MACIEJ FRĄCKOWIAK. NOT EVERYTHING HAS TO BE SEXY IN THE CITY: CONGESTIONS AND CITY DEVELOPMENT
Abstract
Pop-up architecture, pranks and setups, naked protests or manifestations of critical art – these are the things that come to mind when we think of place-hacking. The problems is, however, that hacking space is actually like general hacking or, for that matter, any others means of resistance for years triggering the economy based on life styles. On the one hand, it is often an attempt at evening out the hierarchies, democratizing rules, and seeking unofficial ways of improving the urban code. On the other, however, as golden as the intentions may be, the results are often mediocre and the actions easy to trace and intercept. The reason for this is that, first and foremost, such activities nicely fit the mainstream type of an open city which is increasingly functioning in the “take away” mode – incidental contacts leading to no new solid obligations. Place-hacking thus understood, though rebellious in theory, only intensifies the movement in the broader perspective and supplies energy to a limited group of entities who find is ever more difficult to feed off urbanity in the classical way.

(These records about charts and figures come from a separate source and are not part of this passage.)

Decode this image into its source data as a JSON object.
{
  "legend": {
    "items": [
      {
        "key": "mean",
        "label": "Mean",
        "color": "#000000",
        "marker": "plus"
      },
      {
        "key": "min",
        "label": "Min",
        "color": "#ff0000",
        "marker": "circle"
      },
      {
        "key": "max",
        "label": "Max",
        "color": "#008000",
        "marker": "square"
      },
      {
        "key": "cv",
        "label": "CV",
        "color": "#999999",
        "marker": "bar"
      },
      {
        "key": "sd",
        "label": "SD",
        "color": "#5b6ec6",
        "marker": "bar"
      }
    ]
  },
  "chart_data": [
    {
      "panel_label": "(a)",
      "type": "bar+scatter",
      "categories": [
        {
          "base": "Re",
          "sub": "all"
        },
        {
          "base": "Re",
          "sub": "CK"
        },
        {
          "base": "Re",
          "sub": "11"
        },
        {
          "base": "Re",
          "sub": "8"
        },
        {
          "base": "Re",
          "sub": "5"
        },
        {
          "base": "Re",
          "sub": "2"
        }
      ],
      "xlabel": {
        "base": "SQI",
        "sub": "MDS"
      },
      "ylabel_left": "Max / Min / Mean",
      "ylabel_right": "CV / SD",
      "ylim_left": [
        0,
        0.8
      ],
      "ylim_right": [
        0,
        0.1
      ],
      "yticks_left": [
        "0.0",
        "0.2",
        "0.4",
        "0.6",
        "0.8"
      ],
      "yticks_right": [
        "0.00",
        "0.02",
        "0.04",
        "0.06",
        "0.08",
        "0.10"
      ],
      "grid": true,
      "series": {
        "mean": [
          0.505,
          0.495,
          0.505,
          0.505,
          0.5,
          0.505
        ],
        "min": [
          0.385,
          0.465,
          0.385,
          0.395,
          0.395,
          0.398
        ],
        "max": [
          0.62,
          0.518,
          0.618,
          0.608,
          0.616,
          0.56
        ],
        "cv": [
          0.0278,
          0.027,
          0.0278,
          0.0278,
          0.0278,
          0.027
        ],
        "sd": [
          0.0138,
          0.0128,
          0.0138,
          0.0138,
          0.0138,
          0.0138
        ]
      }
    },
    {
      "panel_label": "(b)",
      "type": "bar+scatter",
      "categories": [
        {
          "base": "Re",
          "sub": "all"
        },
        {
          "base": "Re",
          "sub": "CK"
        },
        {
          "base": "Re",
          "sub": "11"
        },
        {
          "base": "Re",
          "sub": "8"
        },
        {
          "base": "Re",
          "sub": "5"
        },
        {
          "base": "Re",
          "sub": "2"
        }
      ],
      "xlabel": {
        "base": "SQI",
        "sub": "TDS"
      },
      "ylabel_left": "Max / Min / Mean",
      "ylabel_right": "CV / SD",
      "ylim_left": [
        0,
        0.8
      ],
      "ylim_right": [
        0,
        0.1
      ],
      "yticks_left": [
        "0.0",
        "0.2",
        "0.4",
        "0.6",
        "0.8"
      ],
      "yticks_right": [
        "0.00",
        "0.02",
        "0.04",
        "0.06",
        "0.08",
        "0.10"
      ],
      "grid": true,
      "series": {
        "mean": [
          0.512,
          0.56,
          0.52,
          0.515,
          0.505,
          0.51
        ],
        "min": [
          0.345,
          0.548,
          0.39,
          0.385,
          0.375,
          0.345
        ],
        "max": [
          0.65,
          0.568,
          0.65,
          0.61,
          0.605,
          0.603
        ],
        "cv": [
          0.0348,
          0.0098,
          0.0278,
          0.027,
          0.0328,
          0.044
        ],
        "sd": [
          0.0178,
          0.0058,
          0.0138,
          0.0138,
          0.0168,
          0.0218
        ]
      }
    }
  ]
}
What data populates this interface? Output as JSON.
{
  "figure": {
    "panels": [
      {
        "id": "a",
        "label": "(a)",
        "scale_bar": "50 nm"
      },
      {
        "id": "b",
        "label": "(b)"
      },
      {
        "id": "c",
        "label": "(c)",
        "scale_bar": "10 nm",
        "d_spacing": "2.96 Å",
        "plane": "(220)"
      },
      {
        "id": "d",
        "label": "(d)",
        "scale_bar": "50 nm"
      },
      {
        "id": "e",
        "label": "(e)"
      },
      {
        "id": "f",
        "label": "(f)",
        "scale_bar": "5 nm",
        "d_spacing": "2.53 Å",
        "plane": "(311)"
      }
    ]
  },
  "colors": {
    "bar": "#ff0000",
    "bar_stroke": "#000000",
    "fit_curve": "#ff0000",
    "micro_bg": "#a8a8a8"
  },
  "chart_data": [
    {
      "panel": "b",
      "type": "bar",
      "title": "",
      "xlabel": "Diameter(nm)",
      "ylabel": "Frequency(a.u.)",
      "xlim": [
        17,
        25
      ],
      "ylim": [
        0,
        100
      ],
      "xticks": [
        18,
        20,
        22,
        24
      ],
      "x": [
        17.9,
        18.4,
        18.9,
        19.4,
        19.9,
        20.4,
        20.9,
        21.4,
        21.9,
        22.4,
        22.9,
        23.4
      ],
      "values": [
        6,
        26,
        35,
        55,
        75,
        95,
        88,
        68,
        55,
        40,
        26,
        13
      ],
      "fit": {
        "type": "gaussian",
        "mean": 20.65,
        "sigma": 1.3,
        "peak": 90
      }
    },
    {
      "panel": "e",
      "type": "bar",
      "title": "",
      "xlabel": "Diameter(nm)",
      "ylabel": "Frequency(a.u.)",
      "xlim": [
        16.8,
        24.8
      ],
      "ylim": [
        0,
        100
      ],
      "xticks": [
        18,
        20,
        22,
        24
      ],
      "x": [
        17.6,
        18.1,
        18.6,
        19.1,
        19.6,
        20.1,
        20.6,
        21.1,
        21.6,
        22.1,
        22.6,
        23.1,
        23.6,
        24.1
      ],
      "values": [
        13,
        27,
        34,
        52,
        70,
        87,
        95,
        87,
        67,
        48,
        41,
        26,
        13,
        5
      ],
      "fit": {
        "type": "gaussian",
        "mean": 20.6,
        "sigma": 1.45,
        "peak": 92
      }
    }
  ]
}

For the sake of contrariness, perhaps the one thing which is the most powerful space hacking mechanism, and which serves the common good the most, is not the set of solutions aimed at making space more susceptible to transformation or experiment, but rather all that is a burden to space, which is resistant to change and is the bottleneck in the grid of urban flows. We shall consider this question based on the example of the invisible city phenomenon – the grass-root and unconventional ways of adapting space to the needs of its residents (small gardens made under balconies of blocks of flats, paths worn across lawns, “neighbours club” meeting in the courtyards of buildings, etc.), as well as other phenomena present in Polish cities for a long time – too long, according to some.